ORLANDO, Fla. – Avril Lavigne has morphed, over the course of a career that is less than a decade young from a self-professed skater punk to a newly married pop princess with her own fashion line. But one thing that has remained constant is FOH Engineer Jim Yakabuski who has been running Lavigne’s sound since midway through her first tour in 2003. For Lavigne’s latest North American trek, Yakabuski and Orlando-based sound reinforcement provider LMG Inc. have chosen to return to an L-ACOUSTICS V-DOSC and dV-DOSC loudspeaker system – this time supplementing the rig with the manufacturer’s KUDO enclosures and new LA8 amplified controllers.
“We have 15 V-DOSC with three dV-DOSC down speakers per side as mains, and then 10 KUDO a side as side arrays,” Yakabuski explains. “We’ve also gone back to using a center sub cluster, which has proved very successful for me in the past. There are 12 subs in a single long array in the center, with nothing at all left and right, and only one sub a side about 16 feet off-center to hold up two dV-DOSC that take care of front-fill requirements. My system engineer, Evan Hall, and I are also driving the whole system with L-ACOUSTICS’ new LA8 amps, which are controlled by LA Network Manager.”
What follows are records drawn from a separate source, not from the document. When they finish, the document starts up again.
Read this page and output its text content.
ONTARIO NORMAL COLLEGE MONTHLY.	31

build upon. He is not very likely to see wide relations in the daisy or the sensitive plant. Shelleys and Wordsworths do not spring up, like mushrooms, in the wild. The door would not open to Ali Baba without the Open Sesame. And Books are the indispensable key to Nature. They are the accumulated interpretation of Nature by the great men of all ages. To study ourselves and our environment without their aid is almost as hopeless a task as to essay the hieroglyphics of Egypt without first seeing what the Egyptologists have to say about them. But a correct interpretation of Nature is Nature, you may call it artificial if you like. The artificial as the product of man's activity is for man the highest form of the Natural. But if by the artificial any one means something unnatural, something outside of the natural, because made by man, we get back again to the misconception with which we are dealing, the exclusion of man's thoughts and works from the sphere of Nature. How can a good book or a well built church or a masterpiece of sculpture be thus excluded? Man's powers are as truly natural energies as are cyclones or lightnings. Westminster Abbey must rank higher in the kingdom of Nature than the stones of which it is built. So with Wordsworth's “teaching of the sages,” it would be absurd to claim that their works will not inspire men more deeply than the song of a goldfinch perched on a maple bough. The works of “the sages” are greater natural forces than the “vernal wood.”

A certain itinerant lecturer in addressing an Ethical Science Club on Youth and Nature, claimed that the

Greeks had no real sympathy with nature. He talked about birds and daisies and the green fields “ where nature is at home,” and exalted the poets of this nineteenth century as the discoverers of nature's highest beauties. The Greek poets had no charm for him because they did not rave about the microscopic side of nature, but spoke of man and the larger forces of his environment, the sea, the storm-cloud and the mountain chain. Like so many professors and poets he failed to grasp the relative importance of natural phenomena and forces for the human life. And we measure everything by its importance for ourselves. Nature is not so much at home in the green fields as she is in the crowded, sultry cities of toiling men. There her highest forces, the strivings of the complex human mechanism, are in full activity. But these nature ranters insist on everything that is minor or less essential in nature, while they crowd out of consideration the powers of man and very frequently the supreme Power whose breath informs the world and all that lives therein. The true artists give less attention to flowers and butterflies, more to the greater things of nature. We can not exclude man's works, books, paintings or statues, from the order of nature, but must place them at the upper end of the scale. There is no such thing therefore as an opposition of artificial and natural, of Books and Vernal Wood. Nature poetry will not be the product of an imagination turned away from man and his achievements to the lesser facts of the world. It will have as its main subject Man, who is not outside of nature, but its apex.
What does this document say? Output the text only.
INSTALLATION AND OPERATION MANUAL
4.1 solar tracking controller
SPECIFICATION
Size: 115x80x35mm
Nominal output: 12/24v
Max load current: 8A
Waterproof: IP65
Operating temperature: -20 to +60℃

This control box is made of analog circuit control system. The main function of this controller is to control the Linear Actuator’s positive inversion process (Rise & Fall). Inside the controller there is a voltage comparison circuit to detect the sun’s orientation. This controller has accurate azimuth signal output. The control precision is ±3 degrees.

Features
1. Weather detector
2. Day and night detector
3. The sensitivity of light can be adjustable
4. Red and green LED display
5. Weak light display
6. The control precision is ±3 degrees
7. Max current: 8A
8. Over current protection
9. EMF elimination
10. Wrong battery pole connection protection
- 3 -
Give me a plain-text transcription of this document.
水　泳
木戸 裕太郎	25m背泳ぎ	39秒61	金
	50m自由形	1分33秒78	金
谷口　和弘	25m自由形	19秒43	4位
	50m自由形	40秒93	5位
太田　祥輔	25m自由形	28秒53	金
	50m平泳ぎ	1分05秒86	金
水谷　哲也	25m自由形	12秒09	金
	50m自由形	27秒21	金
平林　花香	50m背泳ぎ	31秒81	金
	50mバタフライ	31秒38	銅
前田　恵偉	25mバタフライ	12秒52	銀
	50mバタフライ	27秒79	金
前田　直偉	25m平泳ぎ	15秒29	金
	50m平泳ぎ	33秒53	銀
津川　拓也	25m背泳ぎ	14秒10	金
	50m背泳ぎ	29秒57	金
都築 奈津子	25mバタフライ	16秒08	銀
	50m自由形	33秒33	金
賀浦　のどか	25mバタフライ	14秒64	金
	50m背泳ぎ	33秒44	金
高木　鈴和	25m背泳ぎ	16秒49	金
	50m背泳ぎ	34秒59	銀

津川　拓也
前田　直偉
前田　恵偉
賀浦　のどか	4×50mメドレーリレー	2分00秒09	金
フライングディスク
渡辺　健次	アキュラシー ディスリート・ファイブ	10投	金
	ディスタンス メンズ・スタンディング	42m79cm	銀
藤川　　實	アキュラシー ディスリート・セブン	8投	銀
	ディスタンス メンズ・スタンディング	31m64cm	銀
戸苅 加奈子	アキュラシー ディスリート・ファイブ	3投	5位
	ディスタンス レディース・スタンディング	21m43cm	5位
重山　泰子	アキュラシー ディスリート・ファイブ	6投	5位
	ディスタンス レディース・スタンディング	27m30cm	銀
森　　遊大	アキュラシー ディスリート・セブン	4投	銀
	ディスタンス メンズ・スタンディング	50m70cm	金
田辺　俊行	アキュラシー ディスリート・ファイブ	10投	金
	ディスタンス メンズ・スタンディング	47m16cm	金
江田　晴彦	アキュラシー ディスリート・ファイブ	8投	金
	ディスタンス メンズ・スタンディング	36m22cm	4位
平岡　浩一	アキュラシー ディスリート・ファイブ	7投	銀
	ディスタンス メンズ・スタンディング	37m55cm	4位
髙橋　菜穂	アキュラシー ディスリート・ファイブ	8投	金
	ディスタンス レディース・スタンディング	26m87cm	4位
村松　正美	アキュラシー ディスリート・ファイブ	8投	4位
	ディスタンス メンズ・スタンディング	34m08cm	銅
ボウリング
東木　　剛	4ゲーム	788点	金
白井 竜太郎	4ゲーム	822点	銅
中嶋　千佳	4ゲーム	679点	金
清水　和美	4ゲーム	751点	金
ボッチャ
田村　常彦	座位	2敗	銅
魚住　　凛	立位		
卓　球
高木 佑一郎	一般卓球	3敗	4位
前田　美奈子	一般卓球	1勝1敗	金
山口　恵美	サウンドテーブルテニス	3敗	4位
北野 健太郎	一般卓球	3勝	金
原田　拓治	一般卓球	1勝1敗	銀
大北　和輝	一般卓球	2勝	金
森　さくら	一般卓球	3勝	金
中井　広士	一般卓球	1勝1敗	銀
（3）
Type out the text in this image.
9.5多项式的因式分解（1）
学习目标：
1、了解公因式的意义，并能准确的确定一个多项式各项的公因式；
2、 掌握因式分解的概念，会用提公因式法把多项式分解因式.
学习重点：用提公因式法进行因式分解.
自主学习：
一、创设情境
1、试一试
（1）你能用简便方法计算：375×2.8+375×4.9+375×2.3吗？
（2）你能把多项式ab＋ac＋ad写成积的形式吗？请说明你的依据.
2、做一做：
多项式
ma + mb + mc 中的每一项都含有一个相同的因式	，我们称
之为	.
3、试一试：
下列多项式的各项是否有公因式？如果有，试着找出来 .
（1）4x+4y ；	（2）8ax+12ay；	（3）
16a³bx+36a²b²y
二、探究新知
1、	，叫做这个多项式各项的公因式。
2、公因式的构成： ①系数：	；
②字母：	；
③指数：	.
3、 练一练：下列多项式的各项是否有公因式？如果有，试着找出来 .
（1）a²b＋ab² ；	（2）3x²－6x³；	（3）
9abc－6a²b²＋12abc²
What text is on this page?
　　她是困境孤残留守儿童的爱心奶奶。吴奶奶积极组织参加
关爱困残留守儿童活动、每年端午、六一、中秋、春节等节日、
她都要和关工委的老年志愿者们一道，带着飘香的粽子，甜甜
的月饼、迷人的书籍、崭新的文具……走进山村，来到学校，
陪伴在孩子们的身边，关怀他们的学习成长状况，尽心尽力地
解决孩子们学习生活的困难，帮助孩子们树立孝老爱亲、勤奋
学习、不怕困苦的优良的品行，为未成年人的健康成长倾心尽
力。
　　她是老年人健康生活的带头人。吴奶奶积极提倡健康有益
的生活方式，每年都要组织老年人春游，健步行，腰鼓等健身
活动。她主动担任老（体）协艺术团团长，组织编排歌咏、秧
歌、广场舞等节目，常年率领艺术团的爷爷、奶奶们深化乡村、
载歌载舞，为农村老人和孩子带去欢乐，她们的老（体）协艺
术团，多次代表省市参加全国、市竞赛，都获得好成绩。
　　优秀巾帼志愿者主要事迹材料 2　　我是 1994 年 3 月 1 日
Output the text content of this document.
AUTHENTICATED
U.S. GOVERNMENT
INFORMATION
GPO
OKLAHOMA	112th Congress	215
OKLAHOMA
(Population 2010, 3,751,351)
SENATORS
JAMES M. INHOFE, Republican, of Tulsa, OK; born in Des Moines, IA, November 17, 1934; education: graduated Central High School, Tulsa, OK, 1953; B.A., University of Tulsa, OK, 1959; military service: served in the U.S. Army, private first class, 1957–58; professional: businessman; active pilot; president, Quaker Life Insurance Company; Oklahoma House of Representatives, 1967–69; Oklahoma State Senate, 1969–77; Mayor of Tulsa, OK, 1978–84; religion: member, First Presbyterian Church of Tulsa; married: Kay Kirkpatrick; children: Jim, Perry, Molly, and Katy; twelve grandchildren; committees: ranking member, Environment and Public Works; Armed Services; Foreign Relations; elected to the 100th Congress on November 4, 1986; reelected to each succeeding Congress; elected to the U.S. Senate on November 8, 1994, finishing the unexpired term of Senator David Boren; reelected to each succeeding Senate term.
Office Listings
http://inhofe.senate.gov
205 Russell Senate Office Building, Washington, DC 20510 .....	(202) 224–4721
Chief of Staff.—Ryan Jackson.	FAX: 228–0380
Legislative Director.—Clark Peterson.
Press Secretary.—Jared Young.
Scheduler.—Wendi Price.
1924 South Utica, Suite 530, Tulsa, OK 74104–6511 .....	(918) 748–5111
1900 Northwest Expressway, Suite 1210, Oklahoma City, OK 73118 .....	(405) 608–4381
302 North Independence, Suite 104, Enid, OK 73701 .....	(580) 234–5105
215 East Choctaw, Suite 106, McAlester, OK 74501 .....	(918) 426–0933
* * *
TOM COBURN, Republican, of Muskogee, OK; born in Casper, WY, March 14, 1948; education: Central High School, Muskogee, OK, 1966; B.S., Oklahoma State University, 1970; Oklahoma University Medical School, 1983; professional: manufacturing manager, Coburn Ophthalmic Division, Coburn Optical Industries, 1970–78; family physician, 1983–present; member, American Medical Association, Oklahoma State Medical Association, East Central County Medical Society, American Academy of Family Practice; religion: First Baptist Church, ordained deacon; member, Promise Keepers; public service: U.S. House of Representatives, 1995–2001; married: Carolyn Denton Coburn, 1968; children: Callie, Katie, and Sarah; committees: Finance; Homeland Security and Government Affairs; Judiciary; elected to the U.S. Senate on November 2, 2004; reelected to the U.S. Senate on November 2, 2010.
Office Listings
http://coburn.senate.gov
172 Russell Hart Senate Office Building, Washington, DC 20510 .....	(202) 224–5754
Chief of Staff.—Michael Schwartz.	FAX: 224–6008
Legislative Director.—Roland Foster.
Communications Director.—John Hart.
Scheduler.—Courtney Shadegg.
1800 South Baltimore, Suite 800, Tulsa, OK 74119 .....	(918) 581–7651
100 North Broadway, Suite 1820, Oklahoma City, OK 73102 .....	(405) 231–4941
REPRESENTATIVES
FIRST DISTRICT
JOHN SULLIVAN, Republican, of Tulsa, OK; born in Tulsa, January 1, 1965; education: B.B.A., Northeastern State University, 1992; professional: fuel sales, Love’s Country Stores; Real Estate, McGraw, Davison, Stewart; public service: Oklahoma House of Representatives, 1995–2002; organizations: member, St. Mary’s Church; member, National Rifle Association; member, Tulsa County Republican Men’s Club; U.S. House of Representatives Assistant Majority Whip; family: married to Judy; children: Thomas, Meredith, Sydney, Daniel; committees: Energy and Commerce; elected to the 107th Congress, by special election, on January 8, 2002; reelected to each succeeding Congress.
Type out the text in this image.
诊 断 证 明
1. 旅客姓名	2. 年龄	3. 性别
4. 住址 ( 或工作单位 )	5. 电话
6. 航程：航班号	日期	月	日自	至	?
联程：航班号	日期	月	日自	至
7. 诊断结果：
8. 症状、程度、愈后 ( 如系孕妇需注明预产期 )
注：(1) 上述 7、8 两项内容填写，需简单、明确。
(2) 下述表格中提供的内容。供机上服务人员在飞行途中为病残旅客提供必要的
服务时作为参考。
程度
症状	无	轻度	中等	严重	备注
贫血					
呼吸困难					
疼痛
Yakabuski’s choices were based as much on coverage as on overall sound quality. “I am finding more and more that the shapes of concert audiences are changing from 10 or 15 years ago,” he says. “Even though we have a huge video wall behind the stage that has some fantastic content on it, and a pair of side screens that have the artist’s face on it all night long, I find that the concertgoer will still buy a ticket at the side of the stage where they have no view of these screen elements long before they’ll buy a ticket further back in the venue.”
While the V-DOSC arrays handle most of the venue, this side coverage played a big role in adding the KUDO arrays. “You have to cover a very wide amount of seats along the side, but you also have to cover a very tall swath as well. The bottom seats near the stage can sometimes be only 15 or 20 feet from the downstage edge while the top bowl of an arena may be 150 feet away, so having the flexibility to put a huge J-curve in the array and to be able to adjust the horizontal coverage from 55 to 80 to 110 degrees was a big deciding factor in going with the KUDO boxes.”
Yakabuski has his hands full with mixing and needs a system that he doesn’t have to worry about. “The music and musicianship are very different on this tour. We have a lot more inputs coming down the snake than on previous tours, especially in the drum department. The amount of sound that comes from this band is unbelievable. We only use a couple of electronic loops in the whole show to fill things in a bit. We also have a keyboard player for the first time and, again, we now have live keys and effects coming from his very high tech rig instead of coming from a sequencer as in past tours.”
In addition to doing duty as side-fills, the KUDO enclosures have proven themselves to be flexible enough to work in other callings as well. Yakabuski and LMG found that with the KBUMP bar they could turn the KUDO cabinets on their sides and use three or four boxes in outdoor amphitheatre situations to get only 30 or 40 degrees of horizontal coverage, and then use the K-Louvers to adjust the vertical dispersion.
“It is a very flexible speaker system and a great choice for the side arrays. It blends very nicely with the V-DOSC as well, so they work great together,” Yakabuski adds.